Koch Industries, the mammoth Wichita, Kan.-based oil and gas conglomerate, defrauded the U.S. government by mismeasuring oil purchases on federal and American Indian lands, a federal jury decided Thursday.
Koch, one of the largest private companies in the United States, was ordered to pay actual damages to the government of $553,504 for making 24,587 false claims that allowed Koch to pay less than it should have for oil, the jury said.
Punitive damages, which are to be assessed at $2,000 to $10,000 for each of the false claims, will be decided by the federal judge who oversaw the case, leaving the company facing more than $200 million possible in damages.

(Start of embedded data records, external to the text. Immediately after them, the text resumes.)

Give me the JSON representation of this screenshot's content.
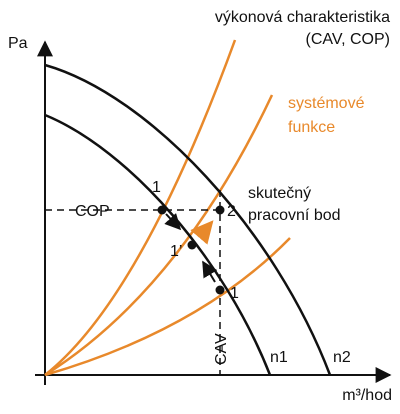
{
  "title": {
    "line1": "výkonová charakteristika",
    "line2": "(CAV, COP)"
  },
  "axes": {
    "y": "Pa",
    "x": "m³/hod"
  },
  "system_label": {
    "line1": "systémové",
    "line2": "funkce"
  },
  "operating_label": {
    "line1": "skutečný",
    "line2": "pracovní bod"
  },
  "lines": {
    "cop": "COP",
    "cav": "CAV"
  },
  "curves": {
    "n1": "n1",
    "n2": "n2"
  },
  "points": {
    "p1_top": "1",
    "p2": "2",
    "p1_mid": "1’",
    "p1_low": "1"
  }
}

The lawsuit against Koch Industries was brought by Bill Koch, brother to company chairman Charles Koch. Bill Koch filed the suit on behalf of the federal government as a whistle-blower's action that claimed Koch Industries schemed to get more oil than it paid for by mismeasuring oil on federal and American Indian lands.

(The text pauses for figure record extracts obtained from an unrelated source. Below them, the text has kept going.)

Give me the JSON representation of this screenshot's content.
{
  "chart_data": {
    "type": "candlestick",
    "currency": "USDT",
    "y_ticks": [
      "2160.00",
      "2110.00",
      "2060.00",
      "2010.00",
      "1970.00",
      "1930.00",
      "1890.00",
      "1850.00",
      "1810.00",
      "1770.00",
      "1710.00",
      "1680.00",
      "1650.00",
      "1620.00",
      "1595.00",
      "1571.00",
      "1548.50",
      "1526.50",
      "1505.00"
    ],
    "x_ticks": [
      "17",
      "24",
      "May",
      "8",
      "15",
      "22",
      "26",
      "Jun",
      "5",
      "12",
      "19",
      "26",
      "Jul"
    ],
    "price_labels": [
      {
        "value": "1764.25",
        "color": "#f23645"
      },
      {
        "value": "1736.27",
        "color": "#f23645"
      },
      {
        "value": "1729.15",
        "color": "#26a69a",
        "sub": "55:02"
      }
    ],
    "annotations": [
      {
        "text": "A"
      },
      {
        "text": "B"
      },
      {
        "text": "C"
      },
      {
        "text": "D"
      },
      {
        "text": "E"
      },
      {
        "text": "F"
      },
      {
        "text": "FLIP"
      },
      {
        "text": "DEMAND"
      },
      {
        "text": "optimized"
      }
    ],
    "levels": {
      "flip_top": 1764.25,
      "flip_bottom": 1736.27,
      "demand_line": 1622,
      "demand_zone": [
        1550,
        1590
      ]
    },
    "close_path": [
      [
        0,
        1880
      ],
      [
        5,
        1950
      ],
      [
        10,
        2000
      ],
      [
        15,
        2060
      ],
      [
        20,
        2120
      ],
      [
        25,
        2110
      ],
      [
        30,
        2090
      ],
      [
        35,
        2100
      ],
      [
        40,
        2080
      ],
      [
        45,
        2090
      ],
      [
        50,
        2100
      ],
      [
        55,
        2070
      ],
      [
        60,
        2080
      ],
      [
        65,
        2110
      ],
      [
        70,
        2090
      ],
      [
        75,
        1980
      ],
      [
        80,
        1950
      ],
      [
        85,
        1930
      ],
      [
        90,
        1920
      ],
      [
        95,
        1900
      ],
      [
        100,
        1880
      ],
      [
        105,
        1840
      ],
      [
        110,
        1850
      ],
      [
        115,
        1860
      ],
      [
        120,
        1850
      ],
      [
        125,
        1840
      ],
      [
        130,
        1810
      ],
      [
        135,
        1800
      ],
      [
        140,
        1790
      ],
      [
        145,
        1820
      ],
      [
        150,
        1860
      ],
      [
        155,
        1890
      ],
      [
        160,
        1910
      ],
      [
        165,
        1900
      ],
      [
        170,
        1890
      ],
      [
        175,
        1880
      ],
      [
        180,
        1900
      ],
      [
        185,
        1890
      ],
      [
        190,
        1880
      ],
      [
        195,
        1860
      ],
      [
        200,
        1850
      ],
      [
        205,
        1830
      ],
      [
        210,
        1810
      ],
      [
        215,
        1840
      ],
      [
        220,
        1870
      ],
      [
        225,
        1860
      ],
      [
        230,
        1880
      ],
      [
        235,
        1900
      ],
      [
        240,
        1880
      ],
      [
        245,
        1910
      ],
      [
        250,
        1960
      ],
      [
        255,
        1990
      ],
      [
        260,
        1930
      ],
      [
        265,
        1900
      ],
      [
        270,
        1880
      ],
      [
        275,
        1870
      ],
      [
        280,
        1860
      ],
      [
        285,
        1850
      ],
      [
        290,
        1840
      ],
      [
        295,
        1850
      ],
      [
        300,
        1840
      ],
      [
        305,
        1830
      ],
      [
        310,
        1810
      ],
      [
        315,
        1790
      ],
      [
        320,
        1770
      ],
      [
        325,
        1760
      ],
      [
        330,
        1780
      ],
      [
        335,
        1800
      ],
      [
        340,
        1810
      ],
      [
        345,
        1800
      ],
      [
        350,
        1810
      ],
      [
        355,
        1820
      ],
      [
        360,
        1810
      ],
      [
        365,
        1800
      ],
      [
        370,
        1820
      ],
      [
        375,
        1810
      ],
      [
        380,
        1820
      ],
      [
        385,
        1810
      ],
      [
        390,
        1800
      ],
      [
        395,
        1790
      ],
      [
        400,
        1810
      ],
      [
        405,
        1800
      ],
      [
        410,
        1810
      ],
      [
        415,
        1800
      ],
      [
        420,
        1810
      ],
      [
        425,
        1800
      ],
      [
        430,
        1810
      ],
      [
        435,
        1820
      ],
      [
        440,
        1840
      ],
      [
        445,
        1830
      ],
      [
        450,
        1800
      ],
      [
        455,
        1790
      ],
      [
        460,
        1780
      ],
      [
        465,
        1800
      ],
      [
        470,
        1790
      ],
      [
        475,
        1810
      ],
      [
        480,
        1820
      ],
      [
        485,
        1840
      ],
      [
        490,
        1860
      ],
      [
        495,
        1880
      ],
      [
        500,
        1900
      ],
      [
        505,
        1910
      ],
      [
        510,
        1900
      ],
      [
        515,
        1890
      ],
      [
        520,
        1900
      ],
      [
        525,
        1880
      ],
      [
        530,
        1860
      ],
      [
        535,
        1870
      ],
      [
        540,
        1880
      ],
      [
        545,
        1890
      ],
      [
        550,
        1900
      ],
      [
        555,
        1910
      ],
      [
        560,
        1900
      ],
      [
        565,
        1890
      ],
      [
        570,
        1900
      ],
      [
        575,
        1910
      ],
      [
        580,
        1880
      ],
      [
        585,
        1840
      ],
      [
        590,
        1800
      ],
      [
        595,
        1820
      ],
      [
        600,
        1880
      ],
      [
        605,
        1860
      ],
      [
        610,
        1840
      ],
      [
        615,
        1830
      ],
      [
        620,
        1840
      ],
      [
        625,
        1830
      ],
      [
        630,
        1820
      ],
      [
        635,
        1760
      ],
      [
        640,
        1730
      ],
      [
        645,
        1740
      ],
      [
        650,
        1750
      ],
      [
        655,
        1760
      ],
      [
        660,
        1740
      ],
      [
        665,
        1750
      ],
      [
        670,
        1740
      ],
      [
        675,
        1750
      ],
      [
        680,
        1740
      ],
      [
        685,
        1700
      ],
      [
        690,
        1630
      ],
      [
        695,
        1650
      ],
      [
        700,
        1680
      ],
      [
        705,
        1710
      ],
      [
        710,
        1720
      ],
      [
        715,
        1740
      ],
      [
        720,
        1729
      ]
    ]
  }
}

Bill Koch, who has maintained a long-running family feud with his brother since a falling-out nearly 20 years ago, claimed the company made approximately 31,000 false claims due to mismeasurement of oil on federal leases and received more than $170 million in profit by overcharging for oil in the 1980s.

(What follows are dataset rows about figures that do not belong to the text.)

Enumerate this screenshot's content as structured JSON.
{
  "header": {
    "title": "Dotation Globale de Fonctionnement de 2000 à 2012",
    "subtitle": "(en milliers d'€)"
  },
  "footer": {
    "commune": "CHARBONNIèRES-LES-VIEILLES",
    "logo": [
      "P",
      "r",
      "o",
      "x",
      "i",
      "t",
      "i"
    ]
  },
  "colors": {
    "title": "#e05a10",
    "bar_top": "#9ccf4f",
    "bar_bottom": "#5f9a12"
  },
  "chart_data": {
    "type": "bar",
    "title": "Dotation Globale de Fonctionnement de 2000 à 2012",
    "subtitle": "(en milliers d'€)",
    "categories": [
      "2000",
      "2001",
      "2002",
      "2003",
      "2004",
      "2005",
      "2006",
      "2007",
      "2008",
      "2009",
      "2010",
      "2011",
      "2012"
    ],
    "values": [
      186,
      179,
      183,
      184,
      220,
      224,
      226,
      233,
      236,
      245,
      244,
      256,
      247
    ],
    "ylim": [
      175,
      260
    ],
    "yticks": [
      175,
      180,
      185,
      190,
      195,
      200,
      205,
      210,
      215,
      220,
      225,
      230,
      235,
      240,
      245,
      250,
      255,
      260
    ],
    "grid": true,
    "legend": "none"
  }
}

Attorneys for Koch Industries declined to comment as they left the courtroom. But the company immediately issued a statement promising to challenge the jury's decision.
"There is insufficient evidence to support the adverse ruling rendered here today," the company said. "This is another unfortunate manifestation of Billy's obsessive 19-year campaign against the company and his brothers."
Roy Bell, an attorney for Bill Koch, said the jury acted properly. Bill Koch "felt hurt and insulted . . . when he discovered his father's company was being used by the richest people in America to steal from the poorest people in America," Bell said.
Bill Koch could collect 20% to 25% of any award in exchange for pursuing the case on behalf of the government.
Bill Koch was a former officer of Koch Industries, which was founded by his father, Fred Koch. But he sold his 22% stake and left the company in 1983 after challenging his brother in a bitter shareholder dispute over the division of company profits.
In the court case, company executives acknowledged that adjustments were made to oil measurements but said they were done to account for adverse field conditions such as sediment buildup in tanks and trapped gases that made the actual amount of oil the company received less than what measurements recorded.